While she insists she hasn’t changed — her new album contains the defiant “Still Dirrty” — Aguilera is no longer shoving it in our faces. On the appropriately titled “Back to Basics,” the recently wed Aguilera — the album’s executive producer and co-writer — is putting the focus back on her music with an ambitious, double-disc set that pays tribute to her jazzy, bluesy influences.
The first disc, primarily influenced by hip-hop stalwarts like DJ Premier, achieves a retro sound without losing its contemporary edge, infusing samples from R&B’s early days with thumping bass lines and alluring grooves. “Ain’t No Other Man,” the disc’s first hyper single, is a showstopper of a tune, but it’s certainly not the only one.
“Slow Down Baby,” on which Xtina throws cold water on a guy’s bedroom dreams, is a sassy, tough-girl jam featuring brassy, funky horn effects; “On Our Way” and “Without You” also are sparkling, stirring tracks that layer Aguilera’s gorgeous vocals for an almost angelic effect.
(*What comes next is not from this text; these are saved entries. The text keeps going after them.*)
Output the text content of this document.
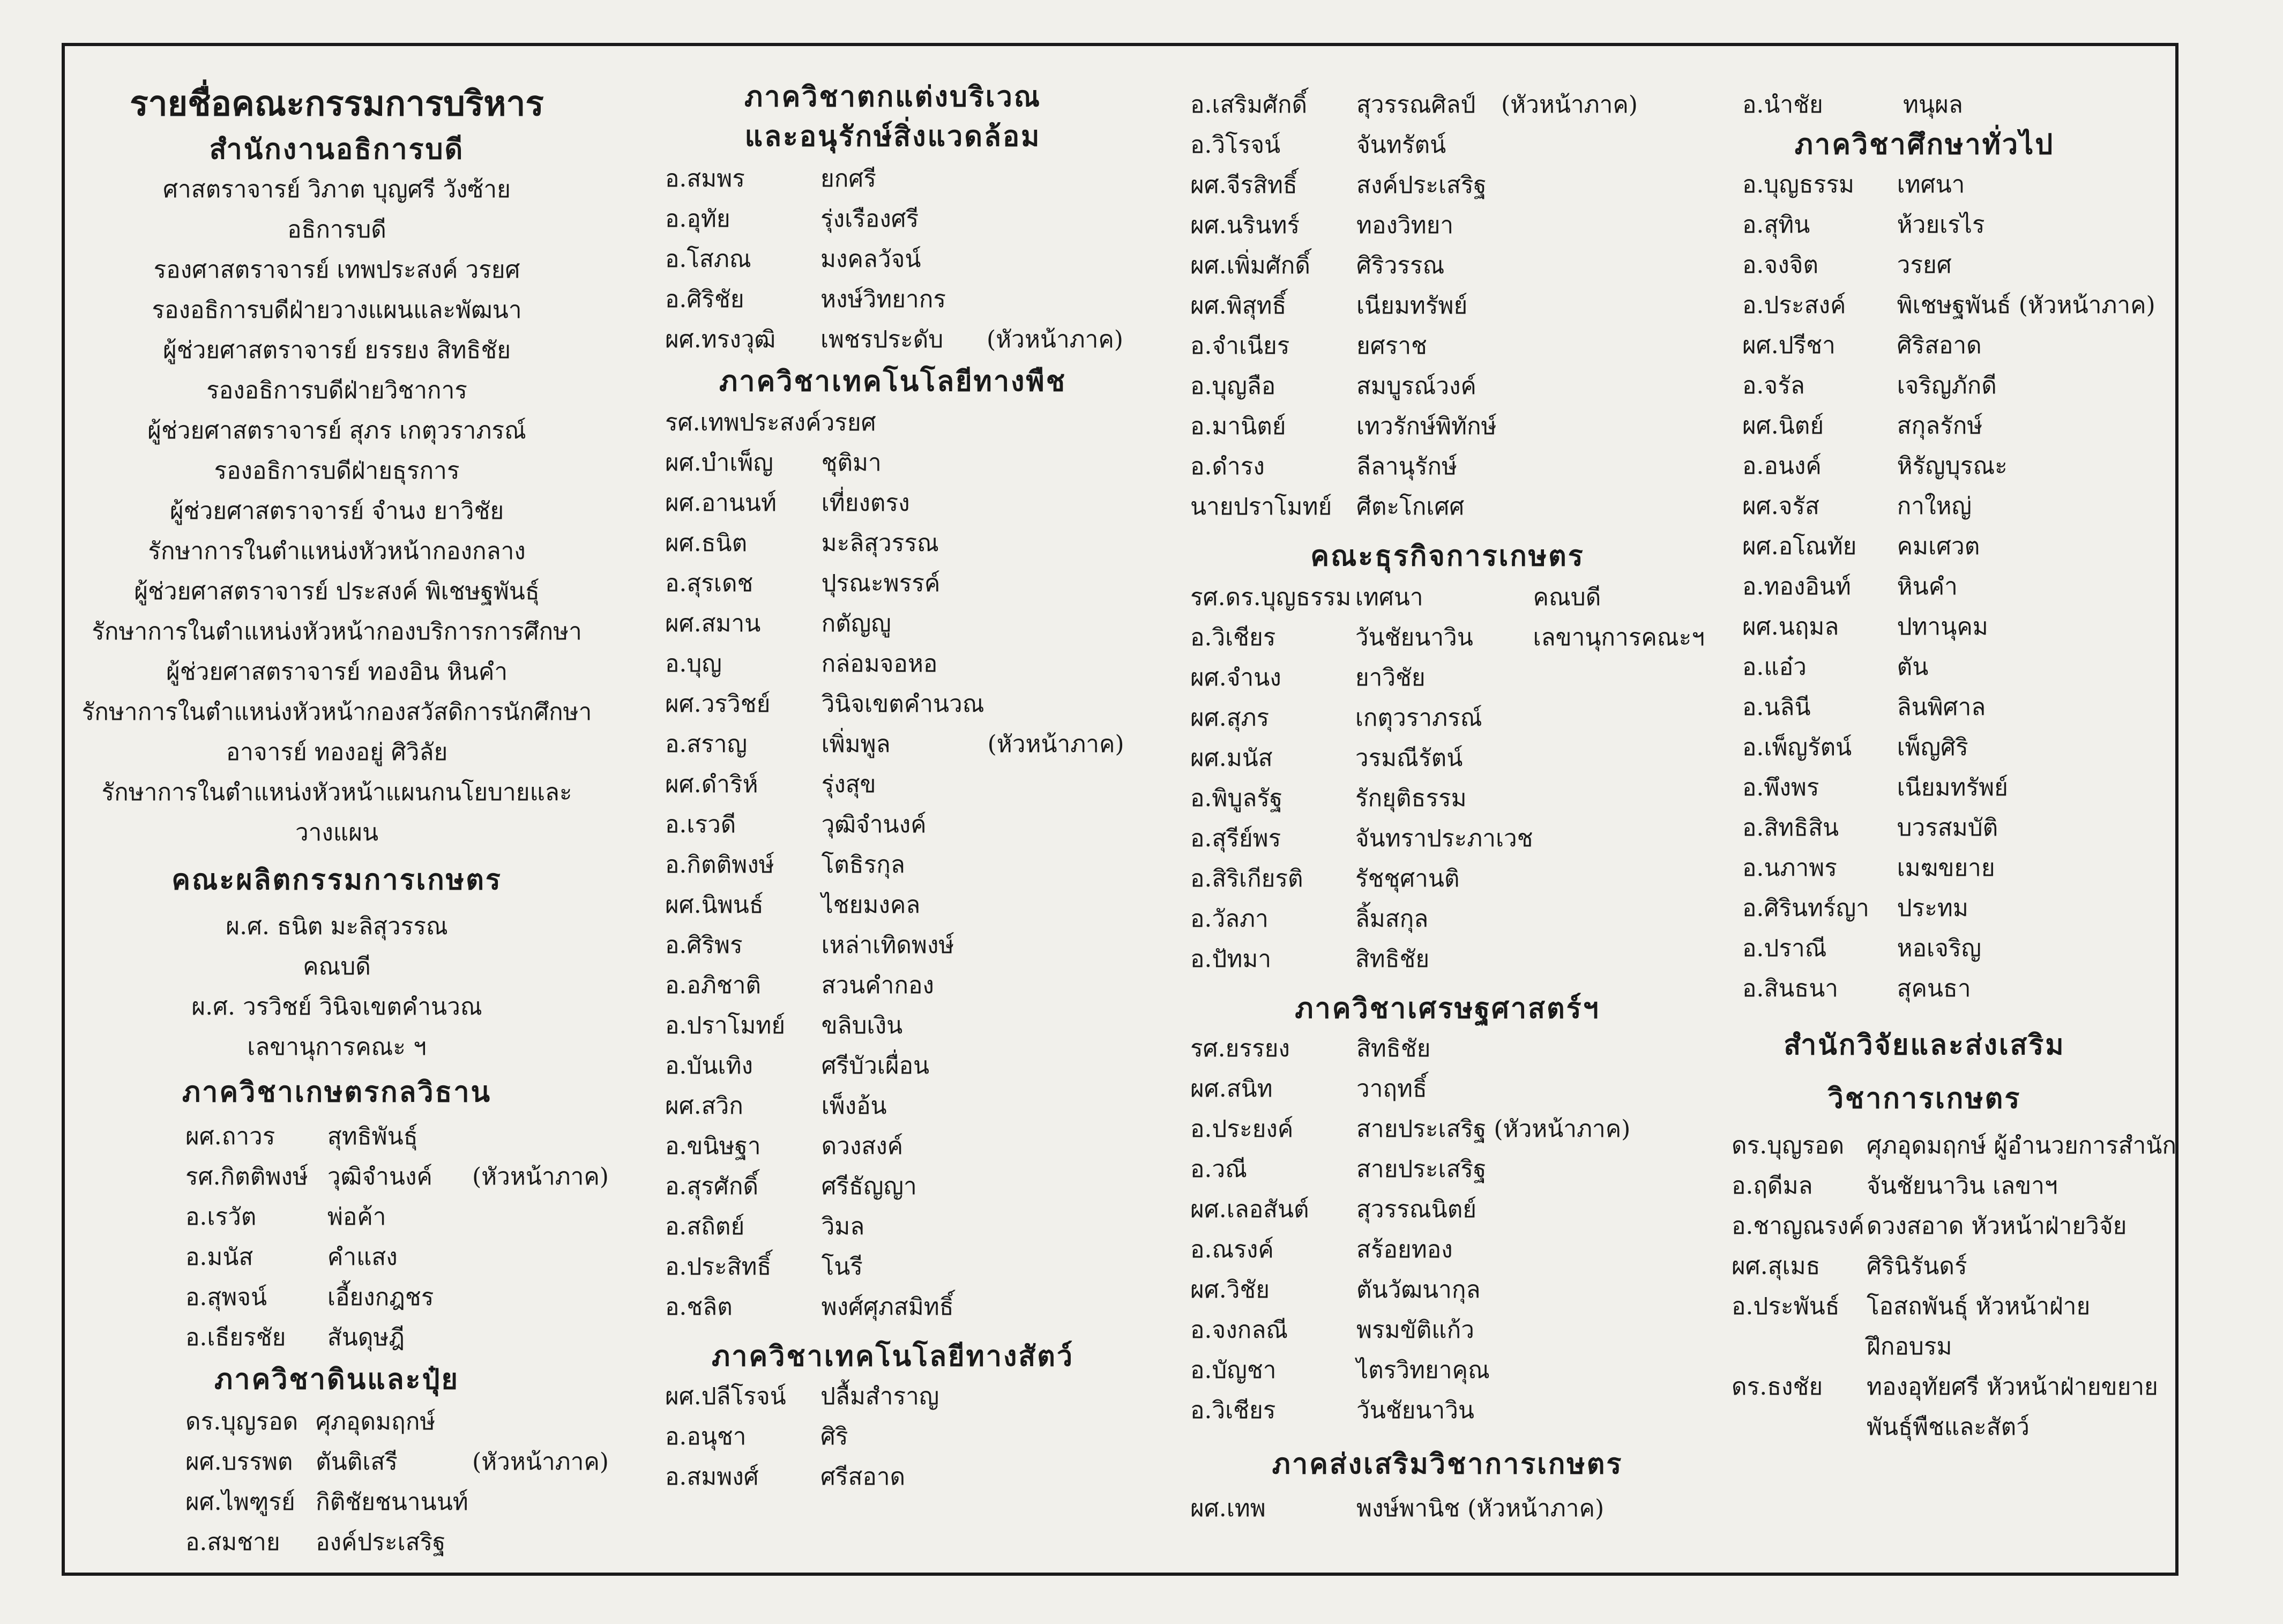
รายชื่อคณะกรรมการบริหาร

สำนักงานอธิการบดี

ศาสตราจารย์ วิภาต บุญศรี วังซ้าย

อธิการบดี

รองศาสตราจารย์ เทพประสงค์ วรยศ

รองอธิการบดีฝ่ายวางแผนและพัฒนา

ผู้ช่วยศาสตราจารย์ ยรรยง สิทธิชัย

รองอธิการบดีฝ่ายวิชาการ

ผู้ช่วยศาสตราจารย์ สุภร เกตุวราภรณ์

รองอธิการบดีฝ่ายธุรการ

ผู้ช่วยศาสตราจารย์ จำนง ยาวิชัย

รักษาการในตำแหน่งหัวหน้ากองกลาง

ผู้ช่วยศาสตราจารย์ ประสงค์ พิเชษฐพันธุ์

รักษาการในตำแหน่งหัวหน้ากองบริการการศึกษา

ผู้ช่วยศาสตราจารย์ ทองอิน หินคำ

รักษาการในตำแหน่งหัวหน้ากองสวัสดิการนักศึกษา

อาจารย์ ทองอยู่ ศิวิลัย

รักษาการในตำแหน่งหัวหน้าแผนกนโยบายและวางแผน

คณะผลิตกรรมการเกษตร

ผ.ศ. ธนิต มะลิสุวรรณ

คณบดี

ผ.ศ. วรวิชย์ วินิจเขตคำนวณ

เลขานุการคณะ ฯ

ภาควิชาเกษตรกลวิธาน

ผศ.ถาวร	สุทธิพันธุ์	
รศ.กิตติพงษ์	วุฒิจำนงค์	(หัวหน้าภาค)
อ.เรวัต	พ่อค้า	
อ.มนัส	คำแสง	
อ.สุพจน์	เอี้ยงกฎชร	
อ.เธียรชัย	สันดุษฎี	

ภาควิชาดินและปุ๋ย

ดร.บุญรอด	ศุภอุดมฤกษ์	
ผศ.บรรพต	ตันติเสรี	(หัวหน้าภาค)
ผศ.ไพฑูรย์	กิติชัยชนานนท์	
อ.สมชาย	องค์ประเสริฐ	

ภาควิชาตกแต่งบริเวณ

และอนุรักษ์สิ่งแวดล้อม

อ.สมพร	ยกศรี	
อ.อุทัย	รุ่งเรืองศรี	
อ.โสภณ	มงคลวัจน์	
อ.ศิริชัย	หงษ์วิทยากร	
ผศ.ทรงวุฒิ	เพชรประดับ	(หัวหน้าภาค)

ภาควิชาเทคโนโลยีทางพืช

รศ.เทพประสงค์	วรยศ	
ผศ.บำเพ็ญ	ชุติมา	
ผศ.อานนท์	เที่ยงตรง	
ผศ.ธนิต	มะลิสุวรรณ	
อ.สุรเดช	ปุรณะพรรค์	
ผศ.สมาน	กตัญญู	
อ.บุญ	กล่อมจอหอ	
ผศ.วรวิชย์	วินิจเขตคำนวณ	
อ.สราญ	เพิ่มพูล	(หัวหน้าภาค)
ผศ.ดำริห์	รุ่งสุข	
อ.เรวดี	วุฒิจำนงค์	
อ.กิตติพงษ์	โตธิรกุล	
ผศ.นิพนธ์	ไชยมงคล	
อ.ศิริพร	เหล่าเทิดพงษ์	
อ.อภิชาติ	สวนคำกอง	
อ.ปราโมทย์	ขลิบเงิน	
อ.บันเทิง	ศรีบัวเผื่อน	
ผศ.สวิก	เพ็งอ้น	
อ.ขนิษฐา	ดวงสงค์	
อ.สุรศักดิ์	ศรีธัญญา	
อ.สถิตย์	วิมล	
อ.ประสิทธิ์	โนรี	
อ.ชลิต	พงศ์ศุภสมิทธิ์	

ภาควิชาเทคโนโลยีทางสัตว์

ผศ.ปลีโรจน์	ปลื้มสำราญ	
อ.อนุชา	ศิริ	
อ.สมพงศ์	ศรีสอาด	
อ.เสริมศักดิ์	สุวรรณศิลป์	(หัวหน้าภาค)
อ.วิโรจน์	จันทรัตน์	
ผศ.จีรสิทธิ์	สงค์ประเสริฐ	
ผศ.นรินทร์	ทองวิทยา	
ผศ.เพิ่มศักดิ์	ศิริวรรณ	
ผศ.พิสุทธิ์	เนียมทรัพย์	
อ.จำเนียร	ยศราช	
อ.บุญลือ	สมบูรณ์วงค์	
อ.มานิตย์	เทวรักษ์พิทักษ์	
อ.ดำรง	ลีลานุรักษ์	
นายปราโมทย์	ศีตะโกเศศ	

คณะธุรกิจการเกษตร

รศ.ดร.บุญธรรม	เทศนา	คณบดี
อ.วิเชียร	วันชัยนาวิน	เลขานุการคณะฯ
ผศ.จำนง	ยาวิชัย	
ผศ.สุภร	เกตุวราภรณ์	
ผศ.มนัส	วรมณีรัตน์	
อ.พิบูลรัฐ	รักยุติธรรม	
อ.สุรีย์พร	จันทราประภาเวช	
อ.สิริเกียรติ	รัชชุศานติ	
อ.วัลภา	ลิ้มสกุล	
อ.ปัทมา	สิทธิชัย	

ภาควิชาเศรษฐศาสตร์ฯ

รศ.ยรรยง	สิทธิชัย	
ผศ.สนิท	วาฤทธิ์	
อ.ประยงค์	สายประเสริฐ (หัวหน้าภาค)	
อ.วณี	สายประเสริฐ	
ผศ.เลอสันต์	สุวรรณนิตย์	
อ.ณรงค์	สร้อยทอง	
ผศ.วิชัย	ตันวัฒนากุล	
อ.จงกลณี	พรมขัติแก้ว	
อ.บัญชา	ไตรวิทยาคุณ	
อ.วิเชียร	วันชัยนาวิน	

ภาคส่งเสริมวิชาการเกษตร

ผศ.เทพ	พงษ์พานิช (หัวหน้าภาค)	
อ.นำชัย	ทนุผล	

ภาควิชาศึกษาทั่วไป

อ.บุญธรรม	เทศนา	
อ.สุทิน	ห้วยเรไร	
อ.จงจิต	วรยศ	
อ.ประสงค์	พิเชษฐพันธ์ (หัวหน้าภาค)	
ผศ.ปรีชา	ศิริสอาด	
อ.จรัล	เจริญภักดี	
ผศ.นิตย์	สกุลรักษ์	
อ.อนงค์	หิรัญบุรณะ	
ผศ.จรัส	กาใหญ่	
ผศ.อโณทัย	คมเศวต	
อ.ทองอินท์	หินคำ	
ผศ.นฤมล	ปทานุคม	
อ.แอ๋ว	ตัน	
อ.นลินี	ลินพิศาล	
อ.เพ็ญรัตน์	เพ็ญศิริ	
อ.พึงพร	เนียมทรัพย์	
อ.สิทธิสิน	บวรสมบัติ	
อ.นภาพร	เมฆขยาย	
อ.ศิรินทร์ญา	ประทม	
อ.ปราณี	หอเจริญ	
อ.สินธนา	สุคนธา	

สำนักวิจัยและส่งเสริม

วิชาการเกษตร

ดร.บุญรอด	ศุภอุดมฤกษ์ ผู้อำนวยการสำนัก
อ.ฤดีมล	จันชัยนาวิน เลขาฯ
อ.ชาญณรงค์	ดวงสอาด หัวหน้าฝ่ายวิจัย
ผศ.สุเมธ	ศิรินิรันดร์
อ.ประพันธ์	โอสถพันธุ์ หัวหน้าฝ่าย
	ฝึกอบรม
ดร.ธงชัย	ทองอุทัยศรี หัวหน้าฝ่ายขยาย
	พันธุ์พืชและสัตว์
And Aguilera, whose powerhouse voice is always technically perfect but sometimes emotionally deficient, has never sounded as vulnerable and tender as she does on the mid-tempo song “Understand.”
Though the self-congratulatory closer, “Thank You” (a message to her fans that features them praising her name) is a bit off-putting, the first disc leaves no doubt that Christina, X-tina — whatever she goes by these days — is not only one of music’s best singers, but one of its better overall artists.
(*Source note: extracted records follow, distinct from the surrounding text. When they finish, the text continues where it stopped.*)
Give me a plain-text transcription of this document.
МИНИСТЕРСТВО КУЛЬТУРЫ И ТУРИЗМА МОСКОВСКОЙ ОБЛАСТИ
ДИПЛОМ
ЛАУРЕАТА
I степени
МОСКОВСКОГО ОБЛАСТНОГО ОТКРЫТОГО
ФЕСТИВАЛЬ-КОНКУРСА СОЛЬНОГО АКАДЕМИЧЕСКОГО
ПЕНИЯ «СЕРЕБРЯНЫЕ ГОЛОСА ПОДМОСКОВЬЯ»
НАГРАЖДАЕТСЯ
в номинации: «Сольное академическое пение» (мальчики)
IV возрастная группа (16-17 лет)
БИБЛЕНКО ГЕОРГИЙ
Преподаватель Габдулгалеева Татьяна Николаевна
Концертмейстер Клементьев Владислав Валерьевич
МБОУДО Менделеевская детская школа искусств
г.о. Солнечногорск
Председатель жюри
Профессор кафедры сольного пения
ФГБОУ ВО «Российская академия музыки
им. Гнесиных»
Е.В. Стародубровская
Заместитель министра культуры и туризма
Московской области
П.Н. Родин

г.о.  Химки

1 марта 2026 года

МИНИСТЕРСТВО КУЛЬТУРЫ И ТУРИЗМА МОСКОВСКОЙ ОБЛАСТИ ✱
If only she had stopped there.
Unfortunately, there is a second disc, and it’s a big letdown. Paired once again with uber-producer Linda Perry, who wrote Aguilera’s Grammy-winning “Beautiful,” the pair have difficulty recreating the magic on disc two.
Once again, Aguilera pays homage to her old-school inspirations — except with no musical update. Instead, she attempts to bring the classic sound into today’s world by infusing it with a bump-and-grind, sexual tone, and it just doesn’t work — songs like “Candy Man” and “Nasty Naughty Boy” sound like they’re from some tacky Vegas revue. And even when she abandons the boogie-woogie vibe, she still stumbles, as on the overwrought weeper “Hurt.”
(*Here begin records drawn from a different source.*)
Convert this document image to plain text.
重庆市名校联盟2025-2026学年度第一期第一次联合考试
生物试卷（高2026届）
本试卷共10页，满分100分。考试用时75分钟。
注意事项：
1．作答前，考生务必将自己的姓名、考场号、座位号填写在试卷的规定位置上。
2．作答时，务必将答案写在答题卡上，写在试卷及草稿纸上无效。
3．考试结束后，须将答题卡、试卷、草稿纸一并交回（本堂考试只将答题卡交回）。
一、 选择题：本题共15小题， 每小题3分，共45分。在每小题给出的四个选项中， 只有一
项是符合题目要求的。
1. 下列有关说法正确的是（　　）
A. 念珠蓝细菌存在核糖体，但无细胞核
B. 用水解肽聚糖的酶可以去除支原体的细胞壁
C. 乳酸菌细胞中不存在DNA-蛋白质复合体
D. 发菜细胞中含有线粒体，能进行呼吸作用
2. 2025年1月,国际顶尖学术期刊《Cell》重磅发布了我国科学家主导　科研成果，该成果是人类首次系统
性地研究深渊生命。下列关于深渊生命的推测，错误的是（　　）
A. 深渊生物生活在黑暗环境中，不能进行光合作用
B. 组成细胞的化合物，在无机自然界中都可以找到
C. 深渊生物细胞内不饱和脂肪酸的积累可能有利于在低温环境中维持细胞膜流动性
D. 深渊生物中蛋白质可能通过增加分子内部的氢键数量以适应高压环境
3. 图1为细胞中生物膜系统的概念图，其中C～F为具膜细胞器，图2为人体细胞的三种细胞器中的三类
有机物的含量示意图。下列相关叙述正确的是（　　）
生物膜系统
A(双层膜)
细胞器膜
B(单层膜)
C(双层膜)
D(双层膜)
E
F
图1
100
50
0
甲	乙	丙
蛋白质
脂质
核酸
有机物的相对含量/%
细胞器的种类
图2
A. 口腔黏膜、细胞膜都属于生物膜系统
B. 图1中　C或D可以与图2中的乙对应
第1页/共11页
But she does end on an up note with the melancholic “The Right Man.” Buoyed by a dramatic string section, Aguilera welcomes her betrothed while saying goodbye to her old demons and insecurities.
In essence, that’s what Aguilera has done on “Back to Basics.” By exploring the roots of her musical persona, she finally realized she never needed to rely on a caricature to draw attention or express herself — her words and voice speak loudly enough.